Líder em mortes diárias
A negligência do governo Bolsonaro levou o país a obter uma indesejável liderança mundial em mortes diárias, com uma média de mais de mil vítimas fatais a cada 24 horas. Segundo dados coletados pelo consórcio de veículos de imprensa, esta semana foi a mais letal desde o início da pandemia, com uma média de 1.056 óbitos, um dado que chama a atenção da mídia global.

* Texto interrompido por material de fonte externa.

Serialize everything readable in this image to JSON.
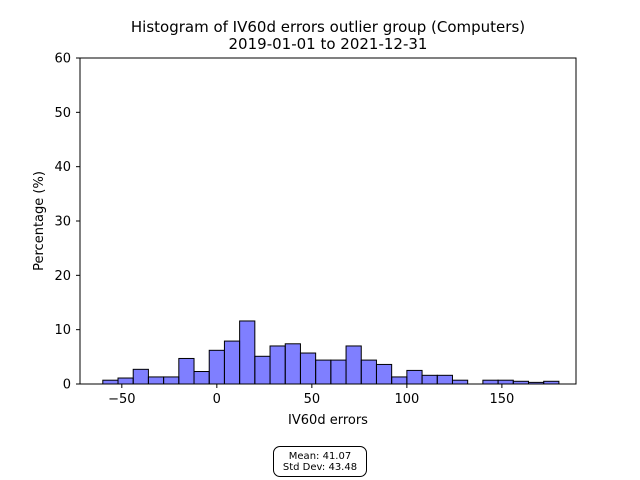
{
  "chart_data": {
    "type": "bar",
    "title": "Histogram of IV60d errors outlier group (Computers)",
    "subtitle": "2019-01-01 to 2021-12-31",
    "xlabel": "IV60d errors",
    "ylabel": "Percentage (%)",
    "xlim": [
      -72,
      189
    ],
    "ylim": [
      0,
      60
    ],
    "xticks": [
      -50,
      0,
      50,
      100,
      150
    ],
    "xtick_labels": [
      "−50",
      "0",
      "50",
      "100",
      "150"
    ],
    "yticks": [
      0,
      10,
      20,
      30,
      40,
      50,
      60
    ],
    "ytick_labels": [
      "0",
      "10",
      "20",
      "30",
      "40",
      "50",
      "60"
    ],
    "grid": false,
    "bar_color": "#0000ff",
    "bar_opacity": 0.5,
    "bar_edge_color": "#000000",
    "bins": [
      {
        "x0": -60,
        "x1": -52,
        "value": 0.7
      },
      {
        "x0": -52,
        "x1": -44,
        "value": 1.1
      },
      {
        "x0": -44,
        "x1": -36,
        "value": 2.7
      },
      {
        "x0": -36,
        "x1": -28,
        "value": 1.3
      },
      {
        "x0": -28,
        "x1": -20,
        "value": 1.3
      },
      {
        "x0": -20,
        "x1": -12,
        "value": 4.7
      },
      {
        "x0": -12,
        "x1": -4,
        "value": 2.3
      },
      {
        "x0": -4,
        "x1": 4,
        "value": 6.2
      },
      {
        "x0": 4,
        "x1": 12,
        "value": 7.9
      },
      {
        "x0": 12,
        "x1": 20,
        "value": 11.6
      },
      {
        "x0": 20,
        "x1": 28,
        "value": 5.1
      },
      {
        "x0": 28,
        "x1": 36,
        "value": 7.0
      },
      {
        "x0": 36,
        "x1": 44,
        "value": 7.4
      },
      {
        "x0": 44,
        "x1": 52,
        "value": 5.7
      },
      {
        "x0": 52,
        "x1": 60,
        "value": 4.4
      },
      {
        "x0": 60,
        "x1": 68,
        "value": 4.4
      },
      {
        "x0": 68,
        "x1": 76,
        "value": 7.0
      },
      {
        "x0": 76,
        "x1": 84,
        "value": 4.4
      },
      {
        "x0": 84,
        "x1": 92,
        "value": 3.6
      },
      {
        "x0": 92,
        "x1": 100,
        "value": 1.3
      },
      {
        "x0": 100,
        "x1": 108,
        "value": 2.5
      },
      {
        "x0": 108,
        "x1": 116,
        "value": 1.6
      },
      {
        "x0": 116,
        "x1": 124,
        "value": 1.6
      },
      {
        "x0": 124,
        "x1": 132,
        "value": 0.7
      },
      {
        "x0": 140,
        "x1": 148,
        "value": 0.7
      },
      {
        "x0": 148,
        "x1": 156,
        "value": 0.7
      },
      {
        "x0": 156,
        "x1": 164,
        "value": 0.5
      },
      {
        "x0": 164,
        "x1": 172,
        "value": 0.3
      },
      {
        "x0": 172,
        "x1": 180,
        "value": 0.5
      }
    ],
    "stats": {
      "mean_label": "Mean: 41.07",
      "std_label": "Std Dev: 43.48"
    }
  }
}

“Desde o final de maio, três meses após o primeiro caso relatado de coronavírus, o Brasil registrou mais de mil mortes diárias, em média, em um platô horrível que ainda precisa se inclinar para baixo”, aponta a agência de notícias.
”Mesmo quando os casos diminuem um pouco nas maiores e mais atingidas cidades brasileiras, o vírus está chegando a novos locais no maior país da América Latina”, observa a reportagem, lembrando que um ministro interino da Saúde sem experiência na área, o general Eduardo Pazuello, é quem está liderando a resposta federal à pandemia.
A Associated Press aponta ainda para as projeções do Instituto de Métricas e Avaliação da Saúde da Universidade de Washington. Segundo a entidade americana, o número de mortos no Brasil poderá chegar a quase 200 mil em novembro, levando-se em conta ampla margem de erro.